The Soviet Union presents two major questions for United States and Western policy. One is military and relates to disarmament. The other is economic and relates to trade.
The first question is reasonably well resolved - not to everybody's satisfaction, to be sure, but at least Americans and Europeans are generally going down parallel tracks. With respect to the second question, on the other hand, American and European differences could scarcely be greater, despite the efforts made at the Versailles summit to paper them over. Nor are there very clear answers as to who is right and who is wrong.
The Soviet Union is facing an economic crisis of considerable and growing magnitude. Its agriculture is a mess and getting worse. In little more than a decade, it has moved from importing grain only after an exceptional year of bad harvests to importing it routinely, and furthermore to the tune of more than $3 billion annually from the US alone.
Repeated shortfalls on this scale cannot all be laid to the weather. The causes are more profound and have to do with technology and organization. Correcting them will require massive amounts of scarce capital, among other things.
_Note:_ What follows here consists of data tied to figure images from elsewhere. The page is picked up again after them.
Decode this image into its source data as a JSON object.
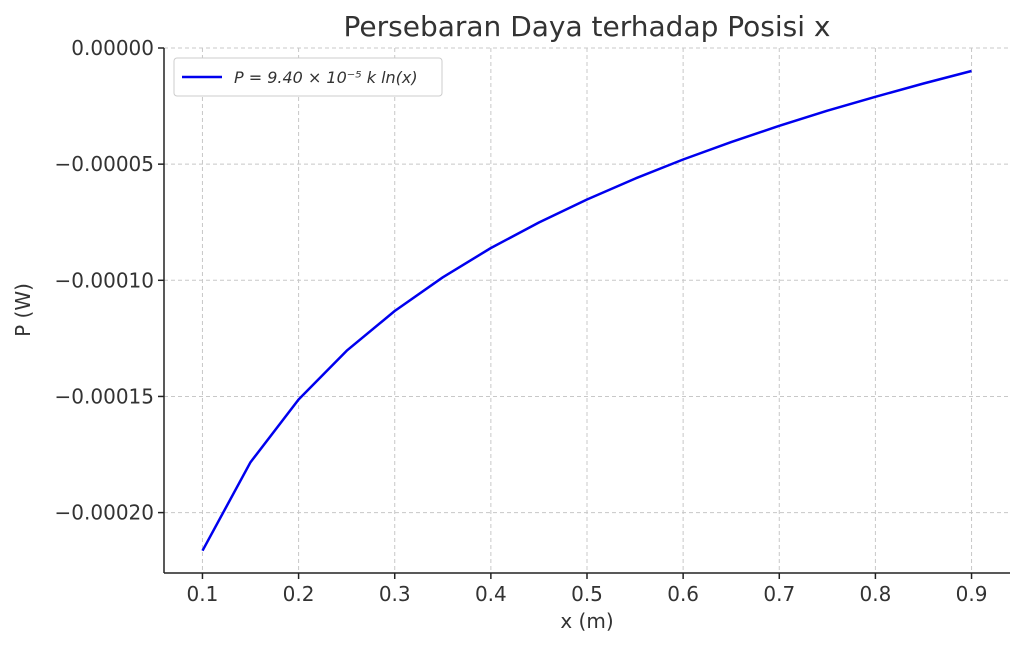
{
  "chart_data": {
    "type": "line",
    "title": "Persebaran Daya terhadap Posisi x",
    "xlabel": "x (m)",
    "ylabel": "P (W)",
    "xlim": [
      0.06,
      0.94
    ],
    "ylim": [
      -0.000226,
      0.0
    ],
    "xticks": [
      0.1,
      0.2,
      0.3,
      0.4,
      0.5,
      0.6,
      0.7,
      0.8,
      0.9
    ],
    "xtick_labels": [
      "0.1",
      "0.2",
      "0.3",
      "0.4",
      "0.5",
      "0.6",
      "0.7",
      "0.8",
      "0.9"
    ],
    "yticks": [
      0.0,
      -5e-05,
      -0.0001,
      -0.00015,
      -0.0002
    ],
    "ytick_labels": [
      "0.00000",
      "−0.00005",
      "−0.00010",
      "−0.00015",
      "−0.00020"
    ],
    "grid": true,
    "legend_position": "top-left",
    "series": [
      {
        "name": "P = 9.40 × 10⁻⁵ k ln(x)",
        "color": "#0000ee",
        "x": [
          0.1,
          0.15,
          0.2,
          0.25,
          0.3,
          0.35,
          0.4,
          0.45,
          0.5,
          0.55,
          0.6,
          0.65,
          0.7,
          0.75,
          0.8,
          0.85,
          0.9
        ],
        "y": [
          -0.0002164,
          -0.0001783,
          -0.0001513,
          -0.0001303,
          -0.0001132,
          -9.87e-05,
          -8.61e-05,
          -7.51e-05,
          -6.52e-05,
          -5.62e-05,
          -4.8e-05,
          -4.05e-05,
          -3.35e-05,
          -2.7e-05,
          -2.1e-05,
          -1.53e-05,
          -9.9e-06
        ]
      }
    ]
  }
}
The failures of Soviet industry are less spectacular, but Soviet factories also have their problems of efficiency, investment, and bureaucratization.
Add to this the economic strain represented by sundry foreign misadventures - Afghanistan, Cuba, Poland, among others. The Soviets brought Afghanistan on themselves in a burst of bad judgment. They were ensnared more gradually in Cuba and Poland. But in any event, these and other foreign commitments are expensive and, in the short run anyway, apparently unavoidable.
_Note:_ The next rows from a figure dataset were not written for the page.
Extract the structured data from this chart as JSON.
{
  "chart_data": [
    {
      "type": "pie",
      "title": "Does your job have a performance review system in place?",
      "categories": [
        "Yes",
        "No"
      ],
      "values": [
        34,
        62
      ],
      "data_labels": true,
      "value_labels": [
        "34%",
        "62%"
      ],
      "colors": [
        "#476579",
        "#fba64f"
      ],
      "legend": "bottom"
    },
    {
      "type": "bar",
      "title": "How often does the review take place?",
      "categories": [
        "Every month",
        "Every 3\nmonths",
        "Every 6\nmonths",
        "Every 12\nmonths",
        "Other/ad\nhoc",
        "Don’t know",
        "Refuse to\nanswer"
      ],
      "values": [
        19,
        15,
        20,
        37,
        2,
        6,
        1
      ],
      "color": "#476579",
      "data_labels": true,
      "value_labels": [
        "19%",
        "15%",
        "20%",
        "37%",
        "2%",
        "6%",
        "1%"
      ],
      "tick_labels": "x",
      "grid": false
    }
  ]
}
Now again, add to this the staggering cost of the Soviet military establishment. One wonders how the Soviets are going to manage to do everything that urgently needs to be done. The story of an American visitor to Moscow is illuminating. After a few days of trying to cope with the humdrum details of simply living, he asked in frustration, ''Why should we worry about these people blowing us up when they can't even serve lunch?'' The answer he got from an American resident was, ''The reason they can't serve lunch is that too many of them are working on how to blow us up.''
It can be argued that the worse the Soviet economy gets, the less able it will be to support the Soviet military establishment. It follows that East-West trade ought to be limited. On the other hand, it can equally well be argued that growing trade is good for everybody and that, unless Europeans and Americans are a collection of dunces, they will benefit from such trade as much as the Soviets. It follows that increased interdependence makes war or military confrontation less likely.
This whole question of dependence or interdependence is a tricky one. The Reagan administration has opposed European participation in building a natural gas pipeline from Siberia to Western Europe on the grounds that this will make the Europeans dependent on the Soviet Union for too large a proportion of their energy. The alternative, however, is to be dependent on the Arabs. Further, it could be argued that the pipeline will not make the Europeans any more dependent on Soviet gas than it will make the Soviets dependent on the hard currency that sales of that gas will earn.
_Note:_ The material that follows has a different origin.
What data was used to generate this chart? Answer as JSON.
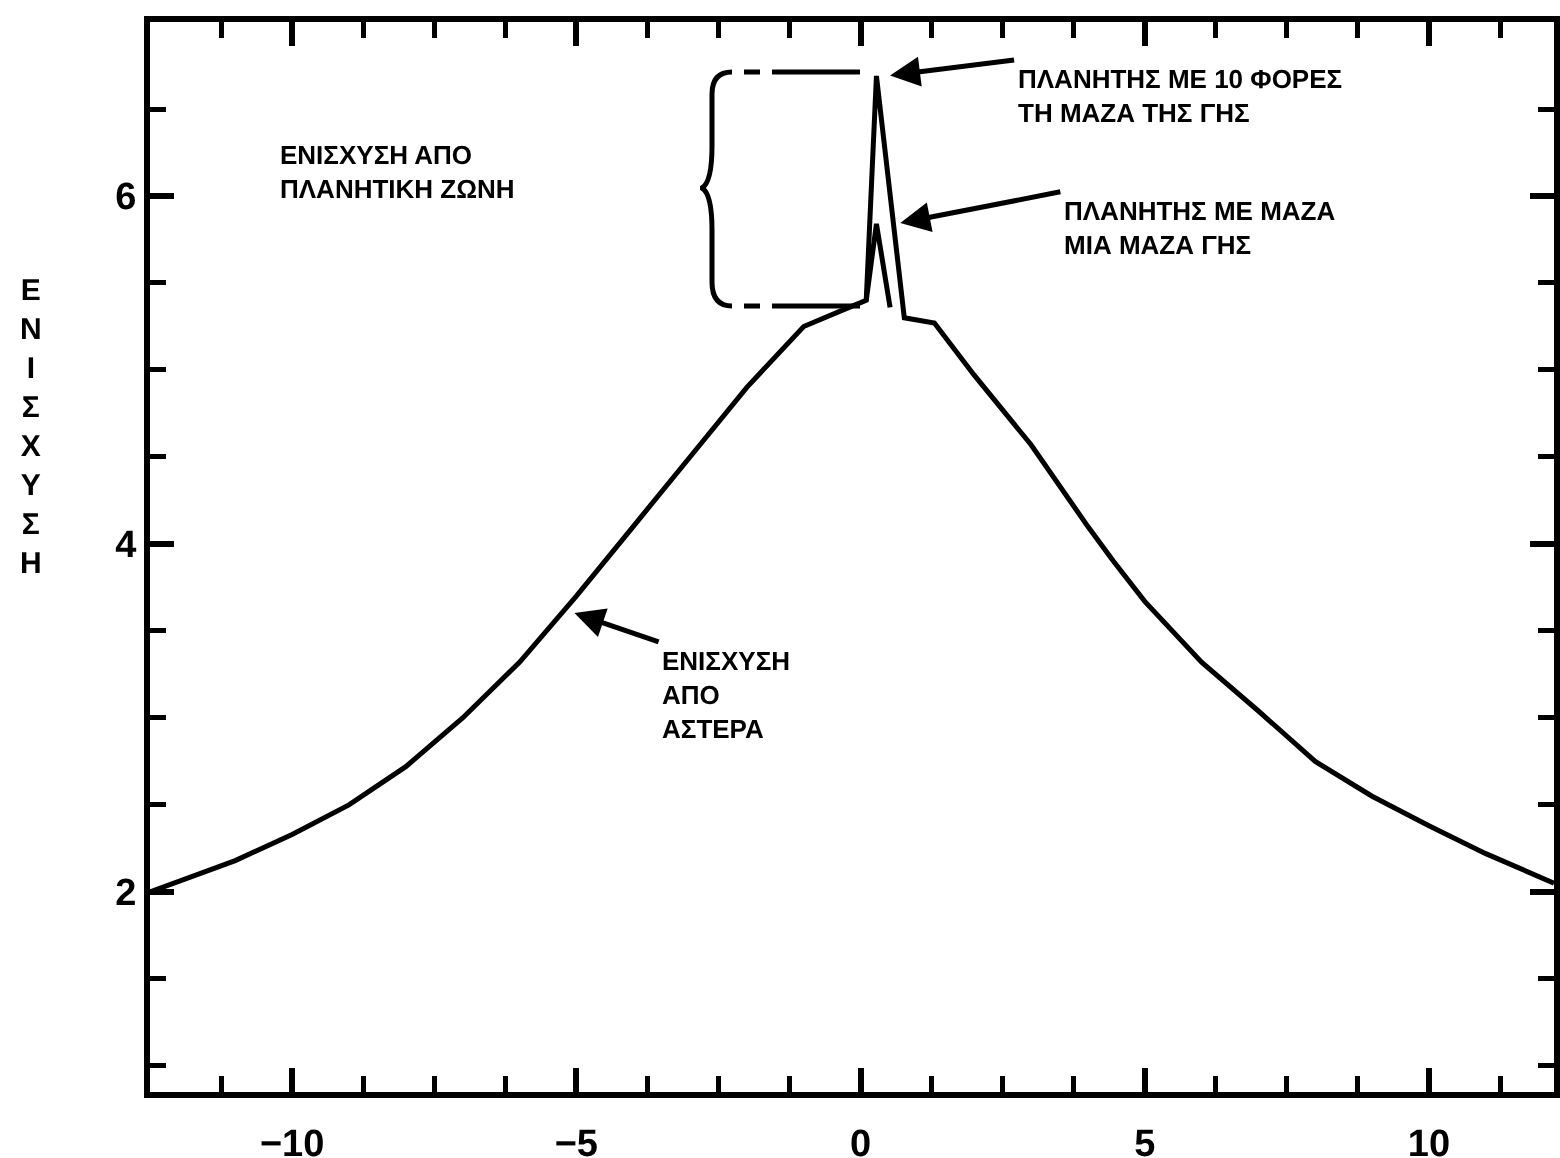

All the while the Reagan administration is making these arguments (and denying American companies the export licenses to participate in the pipeline), it apparently sees no inconsistency in its huge sales of grain to the Soviets. Without earning hard currency through selling natural gas, or something, to the West, how are the Soviets going to pay for this American grain? It could be argued, of course, that these sales are making the Soviets dependent on the US for a large proportion of their food. When President Carter embargoed grain sales in response to the Soviet invasion of Afghanistan, the Soviets were able to buy the grain elsewhere. But if they are not strictly dependent on the US, they are dependent on the West.
Although US and European differences over trade with the Soviet Union tend to be stated in strategic or even ideological terms, it is hard to escape the conclusion that they are rooted in narrow economic and political self-interest. The Americans see nothing wrong in selling wheat. It is a big plus in the balance of payments, and it helps the administration with the farm vote. The Europeans see nothing wrong with financing the pipeline and selling the material and machinery to build it. This is very welcome business for the bankers, industrialists, and workers of France and the Federal Republic of Germany.
The Reagan administration, typically, is a shade more ideological in its approach. It has turned down requests for export licenses from hard-pressed industries, even foreign ones using American technology under license. And it has done so at the cost of offending the Republican leader of the House and the Republican chairman of the Senate Foriegn Relations Committee, not to mention the European allies.
However, in the present state of these non-policies in both Europe and the US , each tends to cancel the other so that each loses whatever effectiveness it might otherwise have had. One can make a reasonable argument for either, but not for both.